There are various causes. The price of vaccines has skyrocketed -- part of the larger health-care cost explosion. A dose of measles-mumps-rubella vaccine that cost $2.71 in 1980 is over $15 today. Meanwhile, fewer families have health insurance and fewer insurance plans cover vaccinations. Along with the growth of childhood poverty, this has put increased pressure on community health centers and public health clinics, whose budgets have not kept up.
So children dying needlessly of preventable diseases is another aspect of the general decline of national well-being that sneaked up on us while we were partying in the 1980s. And the vaccination scandal is characteristic of the Reagan-Bush years in a second way: We have been led by people with no faith in the power of government to do good. They believe their own rhetoric about government not being the answer. They don't believe it enough to prune entitlements for the middle class. But that's cynicism, not faith. They do believe their rhetoric enough to sit on their hands when a new social problem cries out for action.

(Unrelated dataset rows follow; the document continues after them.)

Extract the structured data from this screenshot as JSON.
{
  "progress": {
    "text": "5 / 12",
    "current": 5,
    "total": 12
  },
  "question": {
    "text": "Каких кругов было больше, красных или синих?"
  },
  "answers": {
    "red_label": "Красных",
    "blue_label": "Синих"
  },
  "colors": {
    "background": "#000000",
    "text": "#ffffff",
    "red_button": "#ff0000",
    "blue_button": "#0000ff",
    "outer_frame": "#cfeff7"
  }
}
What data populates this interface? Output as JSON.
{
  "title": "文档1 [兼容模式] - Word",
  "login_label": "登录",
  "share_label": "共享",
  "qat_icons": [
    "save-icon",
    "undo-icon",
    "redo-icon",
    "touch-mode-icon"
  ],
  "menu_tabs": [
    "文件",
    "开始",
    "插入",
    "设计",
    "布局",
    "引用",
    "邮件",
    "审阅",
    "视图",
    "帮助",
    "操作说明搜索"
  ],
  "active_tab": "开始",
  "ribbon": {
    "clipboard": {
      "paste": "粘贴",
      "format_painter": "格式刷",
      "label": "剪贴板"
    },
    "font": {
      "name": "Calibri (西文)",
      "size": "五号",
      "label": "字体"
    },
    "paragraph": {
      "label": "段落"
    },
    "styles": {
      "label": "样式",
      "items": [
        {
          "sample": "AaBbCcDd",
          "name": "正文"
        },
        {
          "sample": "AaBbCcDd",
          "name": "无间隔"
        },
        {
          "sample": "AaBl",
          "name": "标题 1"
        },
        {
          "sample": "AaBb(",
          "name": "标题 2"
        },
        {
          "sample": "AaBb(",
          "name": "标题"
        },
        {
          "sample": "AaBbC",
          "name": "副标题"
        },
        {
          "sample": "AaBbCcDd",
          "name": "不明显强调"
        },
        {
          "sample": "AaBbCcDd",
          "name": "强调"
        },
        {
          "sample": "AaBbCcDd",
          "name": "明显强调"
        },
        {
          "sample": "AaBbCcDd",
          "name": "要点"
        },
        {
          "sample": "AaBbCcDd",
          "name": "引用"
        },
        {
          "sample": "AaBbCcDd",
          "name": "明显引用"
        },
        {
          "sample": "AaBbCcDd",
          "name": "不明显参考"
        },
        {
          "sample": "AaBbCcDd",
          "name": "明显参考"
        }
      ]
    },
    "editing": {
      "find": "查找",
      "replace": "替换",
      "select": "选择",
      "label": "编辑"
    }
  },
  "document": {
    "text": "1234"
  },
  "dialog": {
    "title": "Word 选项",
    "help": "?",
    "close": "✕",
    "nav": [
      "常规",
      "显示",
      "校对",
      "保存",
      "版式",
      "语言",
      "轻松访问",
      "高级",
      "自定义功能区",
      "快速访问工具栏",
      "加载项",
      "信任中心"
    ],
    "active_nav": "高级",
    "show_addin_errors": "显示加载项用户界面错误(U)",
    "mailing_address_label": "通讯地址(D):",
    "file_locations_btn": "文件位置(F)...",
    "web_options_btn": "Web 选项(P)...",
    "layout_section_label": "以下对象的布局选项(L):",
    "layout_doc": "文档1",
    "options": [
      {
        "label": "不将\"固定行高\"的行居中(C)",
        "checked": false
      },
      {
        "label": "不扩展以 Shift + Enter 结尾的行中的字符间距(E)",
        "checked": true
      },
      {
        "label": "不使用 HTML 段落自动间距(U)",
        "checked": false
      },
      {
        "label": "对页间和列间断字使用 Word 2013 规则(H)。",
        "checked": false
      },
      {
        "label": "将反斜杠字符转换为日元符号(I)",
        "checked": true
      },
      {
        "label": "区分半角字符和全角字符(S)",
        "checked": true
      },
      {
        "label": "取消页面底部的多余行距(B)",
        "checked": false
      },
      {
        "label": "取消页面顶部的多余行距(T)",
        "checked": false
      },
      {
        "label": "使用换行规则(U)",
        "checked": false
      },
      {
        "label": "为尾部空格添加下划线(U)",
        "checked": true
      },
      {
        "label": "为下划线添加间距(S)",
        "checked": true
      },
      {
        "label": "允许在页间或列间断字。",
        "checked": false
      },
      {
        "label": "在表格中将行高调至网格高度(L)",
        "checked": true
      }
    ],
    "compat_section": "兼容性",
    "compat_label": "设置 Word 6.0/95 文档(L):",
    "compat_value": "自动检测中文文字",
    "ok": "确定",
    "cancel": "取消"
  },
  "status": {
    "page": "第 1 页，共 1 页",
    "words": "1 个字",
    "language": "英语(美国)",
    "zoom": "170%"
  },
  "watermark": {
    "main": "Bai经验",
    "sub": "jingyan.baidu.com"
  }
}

The Bush response to the childhood vaccination crisis will be familiar to students of the president's approach to other problems. As with the S&Ls;, as with the deficit, as with Saddam Hussein, there were people who issued warnings early on that were ignored. As with health-care reform and parental leave, Mr. Bush's own proposals have only come in response to goading from the Democrats. As with drugs, Mr. Bush's approach has featured occasional public-relations frenzies alternating with periods of calm.
In his first budget (fiscal 1990), President Bush actually proposed a small cut in child-immunization funds, from $142 million to $138 million. After Congress got through, the figure was $158 million. The next year, Mr. Bush tried for another cut to $152 million but Congress insisted on an increase to $217 million. The next year the president saw the light and proposed $257 million; Congress appropriated $297 million. For fiscal '93, with the election approaching, the president bid $349 million and Congress actually sliced that by a few million (because Mr. Bush wanted to take the money from other programs, such as low-income heating assistance).
In June 1991, the president invited an audience of children into the Rose Garden to hear him declare that he was sending "SWAT teams" to six cities to study the vaccination problem. This was odd, since his own Department of Health and Human Services had just sent him a report analyzing the problem and proposing a $90 million emergency solution to it. Mr. Bush decided against that. In fact, at the time of the ceremony he was proposing to spend less on vaccinations than both houses of Congress had already cleared.
Eleven months later, last May, Mr. Bush was back in the Rose Garden announcing a new nationwide campaign for immunizing 2-year-olds. This is more than three years into his term and about as long into the measles epidemic (which is already waning).
I don't begin to know what is the "right" amount our government should be spending on child vaccinations. (The American Academy of Pediatrics says it's $487 million.) And I don't pretend to suppose that throwing money at the problem is the entire answer. But I do feel, as a citizen of the richest country in the world, that this is a problem I shouldn't have to worry about. And I wish we had a president who would take whatever action, and spend whatever money, is necessary to solve it. Quickly, not after years of prodding. Perhaps that makes me a Democrat.
Is there anyone who thinks that poor kids shouldn't get vaccinated? Is there anyone sick and tired of seeing his tax dollars going to wasteful, overpaid bureaucrats who fritter away their days inoculating children against disease? Is there anyone who believes this is a matter best left to the private sector? That tax cuts can take care of it? That "a thousand points of light" will shine it away? That giving shots to 2-year-olds only encourages welfare dependency? That preventing the spread of measles and polio is European-style "social engineering"?
Let those people vote for George Bush.